# Example of usage Spark OCR with Image Brands Extractions

## Import Spark OCR transformers

## Install spark-ocr python packge
Need specify path to `spark-ocr-assembly-[version].jar` or `secret`

In [None]:
secret = ""
license = ""
version = secret.split("-")[0]
spark_ocr_jar_path = "../../target/scala-2.11"

In [None]:
%%bash
if python -c 'import google.colab' &> /dev/null; then
    echo "Run on Google Colab!"
    echo "Install Open JDK"
    apt-get install -y openjdk-8-jdk-headless -qq > /dev/null
    java -version
fi

In [None]:
import os
import sys

if 'google.colab' in sys.modules:
  os.environ["JAVA_HOME"] = "/usr/lib/jvm/java-8-openjdk-amd64"
  os.environ["PATH"] = os.environ["JAVA_HOME"] + "/bin:" + os.environ["PATH"]

In [None]:
# install from PYPI using secret
%pip install spark-nlp==2.4.5
%pip install spark-ocr==$version --user --extra-index-url=https://pypi.johnsnowlabs.com/$secret --upgrade

In [None]:
# %pip install --user ../dist/spark-ocr-[version].tar.gz

## Initialization of spark session
Need specify path to `spark-ocr-assembly.jar` or `secret`

In [None]:
from sparkocr import start

if license:
    os.environ['JSL_OCR_LICENSE'] = license

spark = start(secret=secret, jar_path=spark_ocr_jar_path, nlp_version="2.4.5")
spark

In [None]:
from pyspark.sql.functions import  col
from pyspark.ml import Pipeline
from sparknlp.base import *
from sparkocr.transformers import *
from sparkocr.enums import *
from termcolor import colored

## Define OCR transformers and pipeline

In [None]:
# Read binary as image
binary_to_image = BinaryToImage()
binary_to_image.setInputCol("content")
binary_to_image.setOutputCol("image")

# Binarize using adaptive tresholding
binarizer = ImageAdaptiveThresholding()
binarizer.setInputCol("image")
binarizer.setOutputCol("binarized_image")
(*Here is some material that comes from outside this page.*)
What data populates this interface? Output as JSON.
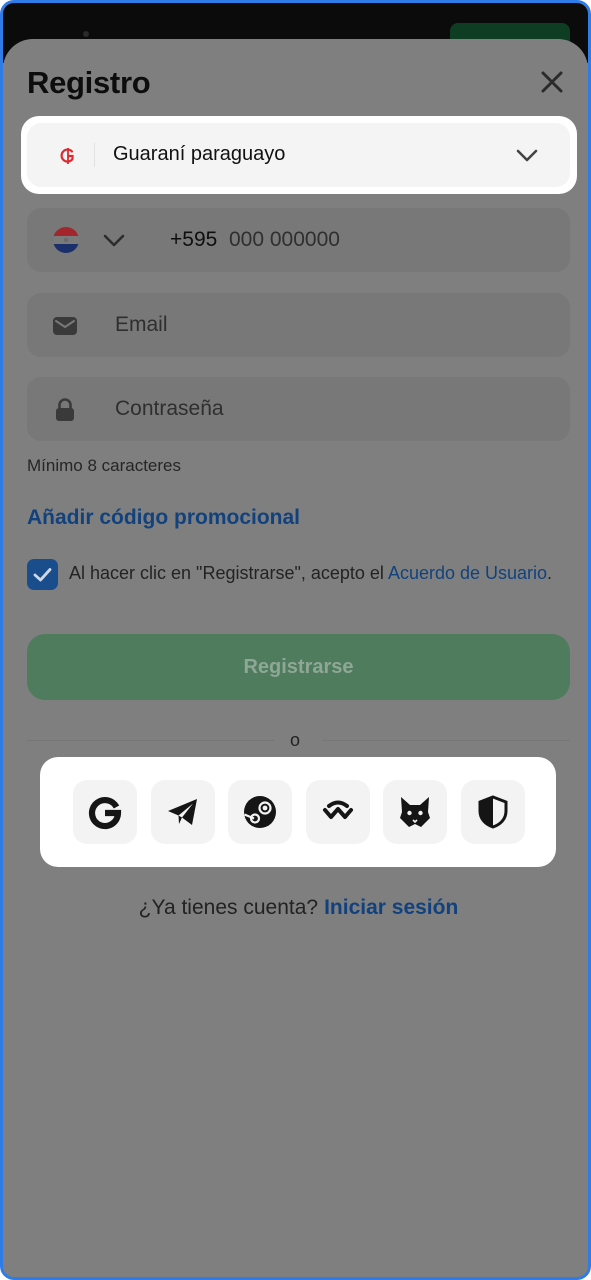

# Apply morphology operation
operation = ImageMorphologyOperation()
operation.setKernelShape(KernelShape.SQUARE)
operation.setKernelSize(2)
operation.setInputCol("binarized_image")
operation.setOutputCol("opening_image")

# Remove small objects
remove_objects = ImageRemoveObjects()
remove_objects.setInputCol("opening_image")
remove_objects.setOutputCol("corrected_image")
remove_objects.setMinSizeFont(48)

# Run tesseract OCR for corrected image
ocr_corrected = ImageToText()
ocr_corrected.setInputCol("corrected_image")
ocr_corrected.setOutputCol("image_brands")
ocr_corrected.setIgnoreResolution(False)
ocr_corrected.setOcrParams(["preserve_interword_spaces=1", ])
ocr_corrected.setPageSegMode(PageSegmentationMode.SINGLE_WORD)
ocr_corrected.setBrandsCoords("""
              [
                 {
                    "name": "name",
                    "rectangle": {
                       "x": 250,
                       "y": 158,
                       "width": 204,
                       "height": 23
                    }
                 },
                 {
                    "name": "issue_date",
                    "rectangle": {
                       "x": 641,
                       "y": 156,
                       "width": 129,
                       "height": 20
                    }
                 },
                 {
                    "name": "serial_number",
                    "rectangle": {
                       "x": 570,
                       "y": 343,
                       "width": 188,
                       "height": 33
                    }
                 }
              ]

""")

# OCR pipeline
pipeline = Pipeline(stages=[
    binary_to_image,
    binarizer,
    operation,
    remove_objects,
    ocr_corrected
])


## Read Image  as binary file

In [None]:
image_path = '././data/images/dollar_bonds/*.jpg'
image_df = spark.read.format("binaryFile").load(image_path)

## Run OCR pipelines

In [None]:
ocr_result = pipeline.fit(image_df).transform(image_df).cache()

## Results

In [None]:
results = ocr_result.select(col("path"),col("image_brands.name.text").alias("name"),col("image_brands.issue_date.text").alias("issue_date") \
                        ,col("image_brands.serial_number.text").alias("serial_number")).collect()
for row in results:
    print(colored("path:\n%s" % row.path, "red"))
    print("Name:\n%s" % row.name)
    print("Issue Date:\n%s" % row.issue_date)
    print("Serial Number:\n%s" % row.serial_number)